A fever in an infant under 60 days is concerning. Young babies can't wall off infection like older kids, so bacteremia can silently become meningitis. You can't reassure parents and go home based on how the kid looks. You need a system.
How to Work Them Up
Start simple. Check rectal temp (fever = ≥38.0°C), know the vaccines they got, look at them. Well-appearing kids have normal alertness, good color, normal cry, respond to interaction. Ill-appearing kids look sick, lethargy, poor perfusion, weird cry, that feeling you get.
The Labs
Get CBC, CRP, procalcitonin, and urinalysis. These thresholds matter:
- WBC >15,000 or <5,000: Could be infection
- Left shift (bands high) or I/T ratio >0.2: Suggests acute infection, but low specificity (lots of viral infections do this)

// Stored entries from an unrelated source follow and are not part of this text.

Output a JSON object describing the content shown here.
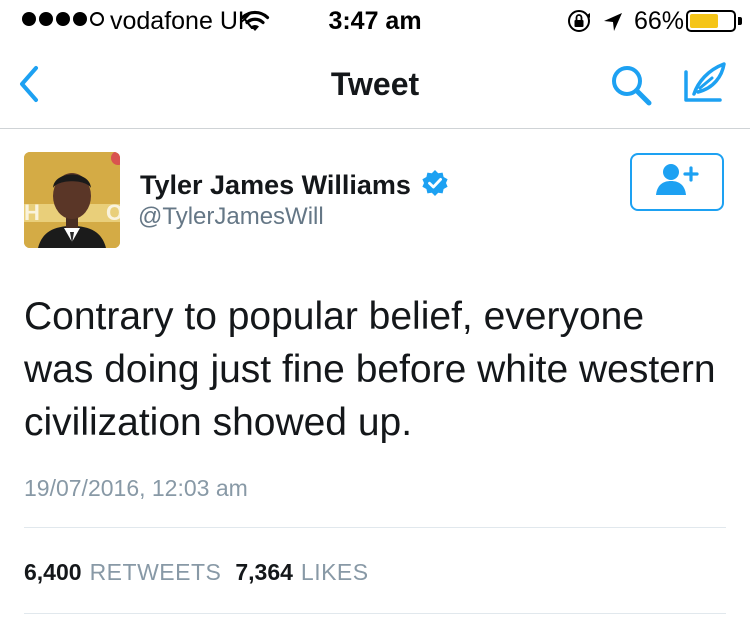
{
  "status_bar": {
    "carrier": "vodafone UK",
    "time": "3:47 am",
    "battery_percent": "66%",
    "battery_level": 0.66,
    "signal_bars_filled": 4,
    "signal_bars_total": 5,
    "icons": [
      "wifi-icon",
      "rotation-lock-icon",
      "location-arrow-icon",
      "battery-icon"
    ]
  },
  "nav": {
    "title": "Tweet",
    "back_icon": "chevron-left-icon",
    "search_icon": "search-icon",
    "compose_icon": "compose-feather-icon",
    "accent_color": "#1da1f2"
  },
  "tweet": {
    "author_name": "Tyler James Williams",
    "author_handle": "@TylerJamesWill",
    "verified": true,
    "follow_icon": "add-user-icon",
    "text": "Contrary to popular belief, everyone was doing just fine before white western civilization showed up.",
    "timestamp": "19/07/2016, 12:03 am",
    "retweet_count": "6,400",
    "retweet_label": "RETWEETS",
    "like_count": "7,364",
    "like_label": "LIKES"
  }
}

- CRP >10 mg/L: Some inflammation, but bacterial and viral both cause it
- Procalcitonin <0.5 ng/mL in a well-appearing kid: Pretty reassuring
- Procalcitonin >2 ng/mL: Real risk of bacterial infection
Plug them into the Febrile Infant Markers calculator to see how they integrate.
Check the Urine
UTIs are in 5–10% of febrile infants under 90 days, the most common serious infection in this age group. Get a catheterized specimen (bag urine is garbage). Look for positive leukocyte esterase, positive nitrites, pyuria (>5 WBC/hpf), or bacteriuria.
Use UTICalc to estimate probability. Urine culture takes 24–48 hours, so if you're treating, start antibiotics and adjust when culture comes back.
Meningitis
Infants don't have typical meningitis signs. A fever, poor feeding, and irritability? Could be meningitis. Neck stiffness? You don't see that in babies.
Risk factors: age <30 days, ill appearance, procalcitonin high. If any of these fit, do a lumbar puncture, CSF pleocytosis, positive gram stain, seizures confirm it.
Empiric coverage depends on age. For neonates ≤28 days, use ampicillin plus gentamicin (ceftriaxone is avoided in this age group due to calcium-ceftriaxone precipitation risk and inadequate Listeria/Enterococcus coverage). For infants 29–60 days, use ceftriaxone plus ampicillin (ampicillin covers Listeria). Start antibiotics immediately when meningitis is on your differential.
Use Meningitis Score to guide LP decisions.
The Sepsis Score
Maternal risk factors (fever, prolonged rupture of membranes >18 hours, chorioamnionitis, GBS colonization) and baby factors (premature, low birth weight) go into the sepsis calculation.
Use Neonatal Sepsis Risk calculator.
What to Do
Very low-risk (well-appearing, normal labs, normal urine, low risk scores, can follow up reliably): Send home with no antibiotics. Call same-day, mandatory re-check in 24 hours.
Lower-risk: Oral antibiotics (cephalexin or amoxicillin-clavulanate), observe as outpatient, cultures pending.
Higher-risk (ill-appearing, abnormal labs, high risk scores): Admit, IV antibiotics, lumbar puncture, full workup.
Critical
If you send a baby home, the parents need to know what to watch for, when to come back, and what the cultures showed. Same-day phone call is mandatory. 24-hour re-evaluation is not optional. Don't give antibiotics to truly low-risk kids just to hedge; that kid's parents will never bring them back in, and you've created antibiotic resistance.
Know how to risk-stratify. Use the calculators. Decide on antibiotics and admission based on risk, not just labs. Follow up ruthlessly.